O voto do relator, nesse caso, é bem interessante: por um lado, reconhece expressamente que a finalidade de controle da legalidade do lançamento tem o condão de ampliar o rol das questões de ordem pública, quando comparado ao processo civil, inclusive ressaltando que a correta identificação do sujeito passivo configura elemento fundamental na atividade de lançamento; por outro lado, ressalta que se o sujeito passivo foi intimado do lançamento e não apresentou impugnação, ele não pode ingressar no processo apenas na fase do recurso voluntário, com base no art. 14 do Decreto nº 70.235/72.

Ele deixa claro o caminho de seu argumento ao pontuar que “O que está em questão é a possibilidade de apreciação de recurso voluntário apresentado por sujeito passivo que não tinha impugnado o lançamento no momento oportuno.”. Nesse ponto, a leitura que faço é a de que o relator entende que a legitimidade passiva é uma questão de ordem pública, mas rejeita a apreciação dela nos casos em que a fase litigiosa não foi sequer instaurada pelo responsável. Tanto é assim, que o resultado final foi pelo reestabelecimento da responsabilidade do sujeito passivo revel, ao passo que se manteve a ilegitimidade quanto ao sujeito passivo que compareceu espontaneamente ao processo, em razão de vício na sua notificação do lançamento.

Portanto, parece-me que, apesar do resultado do julgamento da CSRF, a leitura atenta dos argumentos indica o reconhecimento da legitimidade passiva como uma questão de ordem pública, por estar relacionada à constituição do crédito tributário.
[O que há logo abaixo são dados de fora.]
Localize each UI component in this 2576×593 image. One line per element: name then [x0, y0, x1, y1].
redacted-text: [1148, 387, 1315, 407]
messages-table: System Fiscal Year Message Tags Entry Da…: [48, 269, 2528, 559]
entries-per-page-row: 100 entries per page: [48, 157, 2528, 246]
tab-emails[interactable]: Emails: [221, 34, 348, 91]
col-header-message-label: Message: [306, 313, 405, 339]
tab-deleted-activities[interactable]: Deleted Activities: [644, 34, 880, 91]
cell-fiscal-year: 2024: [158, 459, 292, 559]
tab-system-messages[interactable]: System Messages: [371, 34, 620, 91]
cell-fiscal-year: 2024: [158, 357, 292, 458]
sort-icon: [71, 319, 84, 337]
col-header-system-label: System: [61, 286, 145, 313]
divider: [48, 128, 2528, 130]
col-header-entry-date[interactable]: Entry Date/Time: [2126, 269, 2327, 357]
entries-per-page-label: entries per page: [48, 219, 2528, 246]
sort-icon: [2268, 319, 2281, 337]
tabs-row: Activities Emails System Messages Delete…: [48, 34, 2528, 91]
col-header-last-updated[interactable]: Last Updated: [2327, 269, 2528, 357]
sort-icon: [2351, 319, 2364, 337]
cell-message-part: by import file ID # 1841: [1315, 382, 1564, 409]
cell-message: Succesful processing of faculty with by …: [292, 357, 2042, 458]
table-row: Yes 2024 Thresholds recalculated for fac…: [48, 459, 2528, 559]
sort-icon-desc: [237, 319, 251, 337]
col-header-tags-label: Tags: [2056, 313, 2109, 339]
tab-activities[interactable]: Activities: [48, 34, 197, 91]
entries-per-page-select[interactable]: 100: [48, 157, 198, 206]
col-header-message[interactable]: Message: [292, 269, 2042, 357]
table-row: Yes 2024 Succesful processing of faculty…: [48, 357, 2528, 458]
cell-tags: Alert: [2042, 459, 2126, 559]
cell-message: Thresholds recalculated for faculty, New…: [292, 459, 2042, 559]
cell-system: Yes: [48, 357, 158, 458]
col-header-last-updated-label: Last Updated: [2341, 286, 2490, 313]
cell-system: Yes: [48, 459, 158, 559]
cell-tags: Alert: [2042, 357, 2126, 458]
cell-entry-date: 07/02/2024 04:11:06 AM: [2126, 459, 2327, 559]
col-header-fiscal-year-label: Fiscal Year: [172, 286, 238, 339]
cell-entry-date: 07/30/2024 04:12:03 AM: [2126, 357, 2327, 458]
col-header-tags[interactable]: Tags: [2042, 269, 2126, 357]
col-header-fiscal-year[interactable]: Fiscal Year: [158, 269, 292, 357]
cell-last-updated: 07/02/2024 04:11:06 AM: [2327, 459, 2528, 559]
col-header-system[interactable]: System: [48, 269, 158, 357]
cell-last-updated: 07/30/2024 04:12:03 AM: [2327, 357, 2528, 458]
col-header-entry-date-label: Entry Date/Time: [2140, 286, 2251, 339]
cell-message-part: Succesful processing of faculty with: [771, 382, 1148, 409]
Como se vê nos acórdãos mencionados acima, há uma grande insegurança no Carf sobre a cognoscibilidade de ofício de questões envolvendo sujeição passiva, que impliquem a ilegitimidade passiva das partes. Há não apenas a oscilação de entendimentos entre as turmas, que demanda uma pacificação no âmbito das Câmaras Superiores, como também há uma mudança de entendimento dentro dos colegiados, em curtos períodos.

Desse modo, é papel da jurisprudência do Carf consolidar quais seriam as questões de ordem pública no âmbito do processo administrativo fiscal, bem como consolidar as condições para o seu conhecimento e julgamento, aumentando a segurança jurídica dos litigantes e ampliando a previsibilidade e uniformidade no tratamento dos diversos sujeitos passivos que lá discutem seus débitos tributários.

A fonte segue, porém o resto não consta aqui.